Recently, I had a lively conversation with a judge I met at a wedding, who is about my age and was intrigued by the story. She asked me some excellent questions – similar to the ones that fuel the story, but with a twist that set me off in a slightly different direction. She wanted to know what was the difference between her and me; what was it in me that chose that path, and what might have made her choose that path? Judge or disciple? Law school or commune? It was a fascinating conversation for me, because she was so open, so genuine in her interest… it made me go deeper into the question of motive.

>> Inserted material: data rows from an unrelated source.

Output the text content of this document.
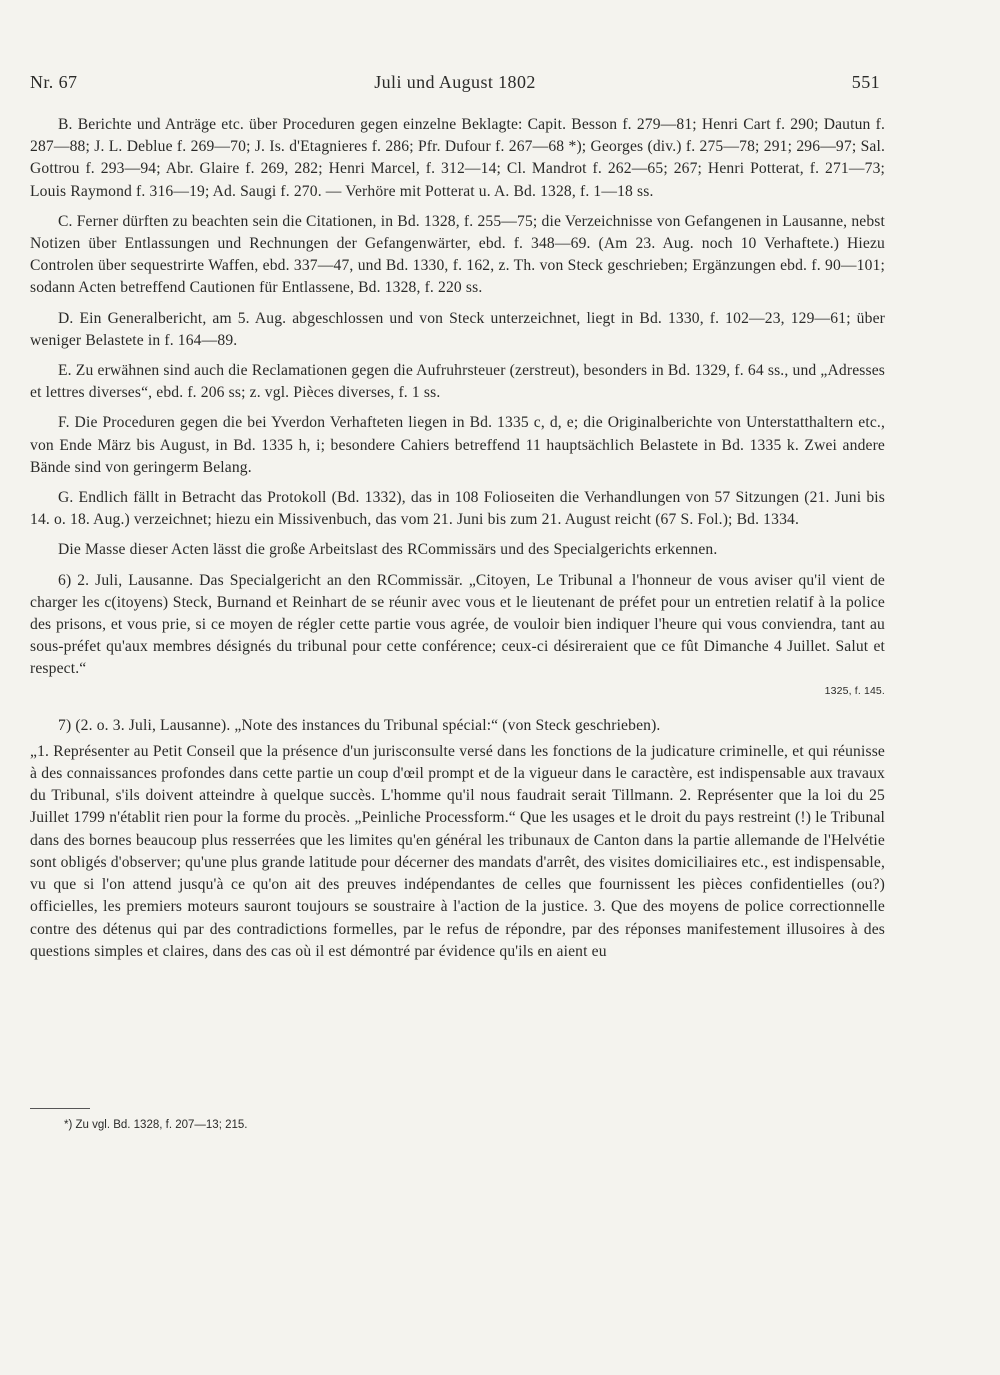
Nr. 67	Juli und August 1802	551

B. Berichte und Anträge etc. über Proceduren gegen einzelne Beklagte: Capit. Besson f. 279—81; Henri Cart f. 290; Dautun f. 287—88; J. L. Deblue f. 269—70; J. Is. d'Etagnieres f. 286; Pfr. Dufour f. 267—68 *); Georges (div.) f. 275—78; 291; 296—97; Sal. Gottrou f. 293—94; Abr. Glaire f. 269, 282; Henri Marcel, f. 312—14; Cl. Mandrot f. 262—65; 267; Henri Potterat, f. 271—73; Louis Raymond f. 316—19; Ad. Saugi f. 270. — Verhöre mit Potterat u. A. Bd. 1328, f. 1—18 ss.

C. Ferner dürften zu beachten sein die Citationen, in Bd. 1328, f. 255—75; die Verzeichnisse von Gefangenen in Lausanne, nebst Notizen über Entlassungen und Rechnungen der Gefangenwärter, ebd. f. 348—69. (Am 23. Aug. noch 10 Verhaftete.) Hiezu Controlen über sequestrirte Waffen, ebd. 337—47, und Bd. 1330, f. 162, z. Th. von Steck geschrieben; Ergänzungen ebd. f. 90—101; sodann Acten betreffend Cautionen für Entlassene, Bd. 1328, f. 220 ss.

D. Ein Generalbericht, am 5. Aug. abgeschlossen und von Steck unterzeichnet, liegt in Bd. 1330, f. 102—23, 129—61; über weniger Belastete in f. 164—89.

E. Zu erwähnen sind auch die Reclamationen gegen die Aufruhrsteuer (zerstreut), besonders in Bd. 1329, f. 64 ss., und „Adresses et lettres diverses“, ebd. f. 206 ss; z. vgl. Pièces diverses, f. 1 ss.

F. Die Proceduren gegen die bei Yverdon Verhafteten liegen in Bd. 1335 c, d, e; die Originalberichte von Unterstatthaltern etc., von Ende März bis August, in Bd. 1335 h, i; besondere Cahiers betreffend 11 hauptsächlich Belastete in Bd. 1335 k. Zwei andere Bände sind von geringerm Belang.

G. Endlich fällt in Betracht das Protokoll (Bd. 1332), das in 108 Folioseiten die Verhandlungen von 57 Sitzungen (21. Juni bis 14. o. 18. Aug.) verzeichnet; hiezu ein Missivenbuch, das vom 21. Juni bis zum 21. August reicht (67 S. Fol.); Bd. 1334.

Die Masse dieser Acten lässt die große Arbeitslast des RCommissärs und des Specialgerichts erkennen.

6) 2. Juli, Lausanne. Das Specialgericht an den RCommissär. „Citoyen, Le Tribunal a l'honneur de vous aviser qu'il vient de charger les c(itoyens) Steck, Burnand et Reinhart de se réunir avec vous et le lieutenant de préfet pour un entretien relatif à la police des prisons, et vous prie, si ce moyen de régler cette partie vous agrée, de vouloir bien indiquer l'heure qui vous conviendra, tant au sous-préfet qu'aux membres désignés du tribunal pour cette conférence; ceux-ci désireraient que ce fût Dimanche 4 Juillet. Salut et respect.“

1325, f. 145.

7) (2. o. 3. Juli, Lausanne). „Note des instances du Tribunal spécial:“ (von Steck geschrieben).

„1. Représenter au Petit Conseil que la présence d'un jurisconsulte versé dans les fonctions de la judicature criminelle, et qui réunisse à des connaissances profondes dans cette partie un coup d'œil prompt et de la vigueur dans le caractère, est indispensable aux travaux du Tribunal, s'ils doivent atteindre à quelque succès. L'homme qu'il nous faudrait serait Tillmann. 2. Représenter que la loi du 25 Juillet 1799 n'établit rien pour la forme du procès. „Peinliche Processform.“ Que les usages et le droit du pays restreint (!) le Tribunal dans des bornes beaucoup plus resserrées que les limites qu'en général les tribunaux de Canton dans la partie allemande de l'Helvétie sont obligés d'observer; qu'une plus grande latitude pour décerner des mandats d'arrêt, des visites domiciliaires etc., est indispensable, vu que si l'on attend jusqu'à ce qu'on ait des preuves indépendantes de celles que fournissent les pièces confidentielles (ou?) officielles, les premiers moteurs sauront toujours se soustraire à l'action de la justice. 3. Que des moyens de police correctionnelle contre des détenus qui par des contradictions formelles, par le refus de répondre, par des réponses manifestement illusoires à des questions simples et claires, dans des cas où il est démontré par évidence qu'ils en aient eu

*) Zu vgl. Bd. 1328, f. 207—13; 215.
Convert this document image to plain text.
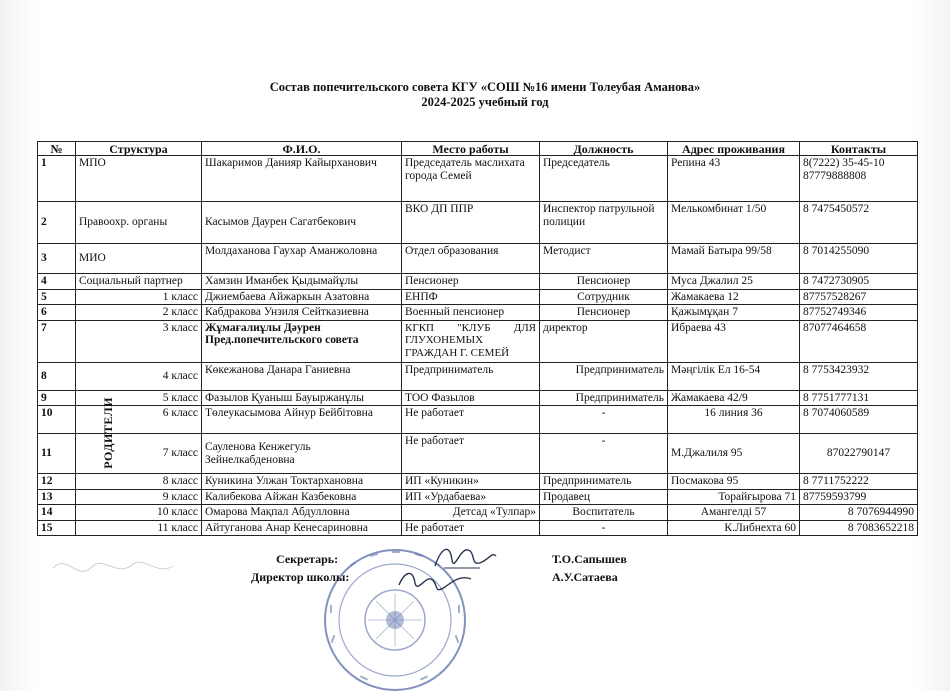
Состав попечительского совета КГУ «СОШ №16 имени Толеубая Аманова»
2024-2025 учебный год
№	Структура	Ф.И.О.	Место работы	Должность	Адрес проживания	Контакты
1	МПО	Шакаримов Данияр Кайырханович	Председатель маслихата города Семей	Председатель	Репина 43	8(7222) 35-45-10 87779888808
2	Правоохр. органы	Касымов Даурен Сагатбекович	ВКО ДП ППР	Инспектор патрульной полиции	Мелькомбинат 1/50	8 7475450572
3	МИО	Молдаханова Гаухар Аманжоловна	Отдел образования	Методист	Мамай Батыра 99/58	8 7014255090
4	Социальный партнер	Хамзин Иманбек Қыдымайұлы	Пенсионер	Пенсионер	Муса Джалил 25	8 7472730905
5	1 класс	Джиембаева Айжаркын Азатовна	ЕНПФ	Сотрудник	Жамакаева 12	87757528267
6	2 класс	Кабдракова Унзиля Сейтказиевна	Военный пенсионер	Пенсионер	Қажымұқан 7	87752749346
7	3 класс	Жұмағалиұлы Дәурен Пред.попечительского совета	КГКП "КЛУБ ДЛЯ ГЛУХОНЕМЫХ ГРАЖДАН Г. СЕМЕЙ	директор	Ибраева 43	87077464658
8	4 класс	Көкежанова Данара Ганиевна	Предприниматель	Предприниматель	Мәңгілік Ел 16-54	8 7753423932
9	5 класс	Фазылов Қуаныш Бауыржанұлы	ТОО Фазылов	Предприниматель	Жамакаева 42/9	8 7751777131
10	6 класс	Төлеукасымова Айнур Бейбітовна	Не работает	-	16 линия 36	8 7074060589
11	7 класс	Сауленова Кенжегуль Зейнелкабденовна	Не работает	-	М.Джалиля 95	87022790147
12	8 класс	Куникина Улжан Токтархановна	ИП «Куникин»	Предприниматель	Посмакова 95	8 7711752222
13	9 класс	Калибекова Айжан Казбековна	ИП «Урдабаева»	Продавец	Торайғырова 71	87759593799
14	10 класс	Омарова Мақпал Абдулловна	Детсад «Тулпар»	Воспитатель	Амангелді 57	8 7076944990
15	11 класс	Айтуганова Анар Кенесариновна	Не работает	-	К.Либнехта 60	8 7083652218
РОДИТЕЛИ
Секретарь:
Директор школы:
Т.О.Сапышев
А.У.Сатаева
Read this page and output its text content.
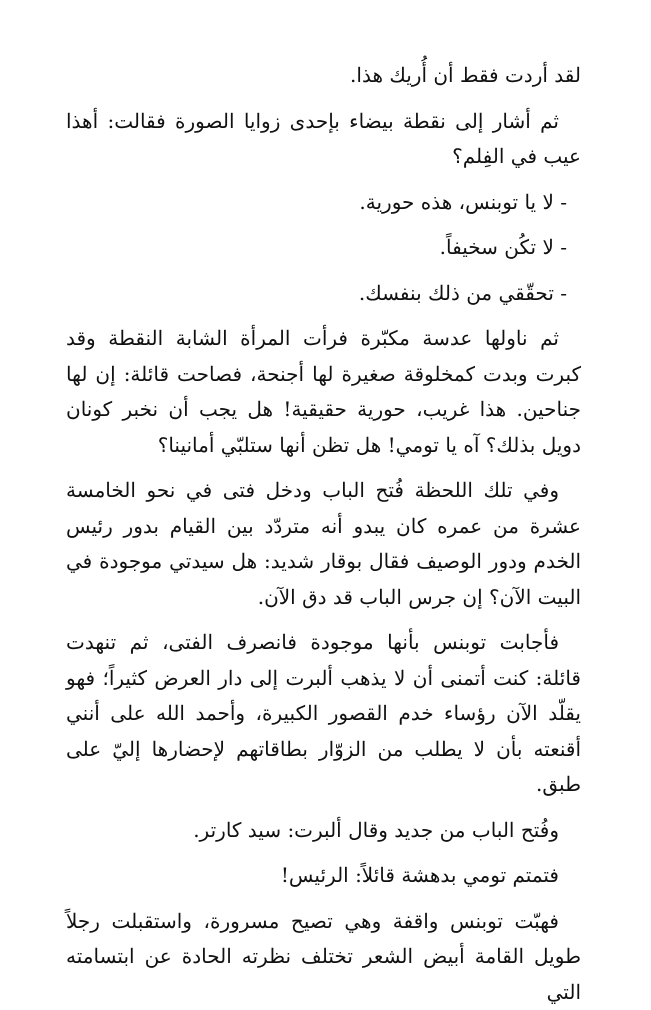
لقد أردت فقط أن أُريك هذا.

ثم أشار إلى نقطة بيضاء بإحدى زوايا الصورة فقالت: أهذا عيب في الفِلم؟

- لا يا توبنس، هذه حورية.

- لا تكُن سخيفاً.

- تحقّقي من ذلك بنفسك.

ثم ناولها عدسة مكبّرة فرأت المرأة الشابة النقطة وقد كبرت وبدت كمخلوقة صغيرة لها أجنحة، فصاحت قائلة: إن لها جناحين. هذا غريب، حورية حقيقية! هل يجب أن نخبر كونان دويل بذلك؟ آه يا تومي! هل تظن أنها ستلبّي أمانينا؟

وفي تلك اللحظة فُتح الباب ودخل فتى في نحو الخامسة عشرة من عمره كان يبدو أنه متردّد بين القيام بدور رئيس الخدم ودور الوصيف فقال بوقار شديد: هل سيدتي موجودة في البيت الآن؟ إن جرس الباب قد دق الآن.

فأجابت توبنس بأنها موجودة فانصرف الفتى، ثم تنهدت قائلة: كنت أتمنى أن لا يذهب ألبرت إلى دار العرض كثيراً؛ فهو يقلّد الآن رؤساء خدم القصور الكبيرة، وأحمد الله على أنني أقنعته بأن لا يطلب من الزوّار بطاقاتهم لإحضارها إليّ على طبق.

وفُتح الباب من جديد وقال ألبرت: سيد كارتر.

فتمتم تومي بدهشة قائلاً: الرئيس!

فهبّت توبنس واقفة وهي تصيح مسرورة، واستقبلت رجلاً طويل القامة أبيض الشعر تختلف نظرته الحادة عن ابتسامته التي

But I haven’t written any more on that subject. Instead, I have been playing with the idea of roadkill, and what would it be like for a woman to have the job of scraping roadkill off the asphalt? Who would she be? What would she want? Who are her friends and what are her issues? And I’m off… 1300 words so far and I am loving the story! I’m just in freefall, not sure where it’s going just yet, but I’m getting to know the crusty Brett, my protagonist, and her sweetheart, James, a gentle guitar-playing younger man who works nights at a grocery store. And their devoted Smooth-haired Fox Terrier, Rimbaud, who won’t eat dry food.
I just have to go for it. As Barbara Turner insists, I have to go where the energy is, and it is most certainly with this story of dead things and babies and freedom and power.
That makes three things on the go – wrapping up the details for Weather Vane and offering it to agents and publishers, the memoir, A Safe Distance, and Roadkill…
Next weekend I’ll be able to hunker right down, as I celebrate my birthday by writing up a storm at Barbara’s Freefall workshop in Newmarket. Even though I generally consider being told what to do about as much fun as having pins stuck in my eyes, these open workshops set me in motion like nothing else does. I’m pretty good on my own, but production is exponentially increased when I write with others in a contained situation.
So off I go to scrape things off the road and turn over guts in my bare hands.